You should know that this is what this step is up against. It is violating all of that hard-won experience that you have accumulated in the last seventy-six trillion years-if you believe an E-Meter, you’re seventy-six trillion years old. And all that hard-won experience, all that wonderful, wonderful lot of mess that you got into, added up completely to Never do it again. And so you’ve been taught not to live, which is what happens when you get experience. And when you can duplicate an auditing command over and over again, you will find out that auditing does not become a painful experience. A person who can do this well, by the way, never gets restimulated. Why should he — he’s not in the moment of time in which the restimulation took place.

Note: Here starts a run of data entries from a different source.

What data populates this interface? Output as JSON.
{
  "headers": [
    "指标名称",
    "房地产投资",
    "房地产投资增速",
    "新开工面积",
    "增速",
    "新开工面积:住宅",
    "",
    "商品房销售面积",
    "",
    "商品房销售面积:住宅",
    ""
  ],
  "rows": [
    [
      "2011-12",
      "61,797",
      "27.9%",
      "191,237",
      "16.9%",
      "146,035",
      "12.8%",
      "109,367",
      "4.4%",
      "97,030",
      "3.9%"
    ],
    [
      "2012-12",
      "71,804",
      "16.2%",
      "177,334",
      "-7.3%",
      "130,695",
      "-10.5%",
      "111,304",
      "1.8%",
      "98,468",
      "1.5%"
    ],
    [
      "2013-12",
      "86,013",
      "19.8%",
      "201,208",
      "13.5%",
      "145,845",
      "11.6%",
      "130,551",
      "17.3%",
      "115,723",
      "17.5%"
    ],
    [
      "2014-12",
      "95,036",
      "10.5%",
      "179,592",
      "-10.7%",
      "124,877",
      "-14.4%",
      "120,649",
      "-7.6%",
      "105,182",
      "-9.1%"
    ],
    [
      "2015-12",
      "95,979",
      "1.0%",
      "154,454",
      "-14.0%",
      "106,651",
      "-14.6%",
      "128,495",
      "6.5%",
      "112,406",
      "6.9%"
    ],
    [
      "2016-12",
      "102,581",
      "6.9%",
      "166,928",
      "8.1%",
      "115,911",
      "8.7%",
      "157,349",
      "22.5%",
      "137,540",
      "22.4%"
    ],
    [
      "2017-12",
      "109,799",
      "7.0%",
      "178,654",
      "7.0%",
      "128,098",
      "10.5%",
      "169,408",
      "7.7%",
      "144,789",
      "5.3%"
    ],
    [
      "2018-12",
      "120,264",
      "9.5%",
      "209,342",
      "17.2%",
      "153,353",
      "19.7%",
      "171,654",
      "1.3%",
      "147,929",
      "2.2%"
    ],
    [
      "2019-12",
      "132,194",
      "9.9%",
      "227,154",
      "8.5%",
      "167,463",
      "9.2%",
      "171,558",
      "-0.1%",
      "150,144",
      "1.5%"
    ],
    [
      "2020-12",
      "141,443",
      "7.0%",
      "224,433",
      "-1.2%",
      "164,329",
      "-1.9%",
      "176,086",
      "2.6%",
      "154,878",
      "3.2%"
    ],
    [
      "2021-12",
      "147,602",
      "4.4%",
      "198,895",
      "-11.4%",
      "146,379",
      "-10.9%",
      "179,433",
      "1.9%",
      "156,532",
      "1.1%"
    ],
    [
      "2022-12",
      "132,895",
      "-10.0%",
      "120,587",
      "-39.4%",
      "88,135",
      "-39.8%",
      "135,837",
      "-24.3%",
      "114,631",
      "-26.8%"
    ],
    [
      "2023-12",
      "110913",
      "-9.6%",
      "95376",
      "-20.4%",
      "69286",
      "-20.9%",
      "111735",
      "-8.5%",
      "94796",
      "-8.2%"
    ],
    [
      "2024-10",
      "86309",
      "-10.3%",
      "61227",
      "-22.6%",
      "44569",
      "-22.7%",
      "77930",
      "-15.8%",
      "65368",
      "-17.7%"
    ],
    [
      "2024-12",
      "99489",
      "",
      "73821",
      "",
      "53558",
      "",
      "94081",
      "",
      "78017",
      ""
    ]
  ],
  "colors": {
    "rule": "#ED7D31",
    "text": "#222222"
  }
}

There is a more basic step to this particular one, by the way. This is to pat the wall five times and then distinguish one of the pats from the rest. An instructor can do that on a student with some profit. Pretty soon the student can tell all five pats apart, and when the student can tell them all apart, even though they sounded all the same, he can also duplicate an auditing command in present time all the way. I’ve broken cases with that one.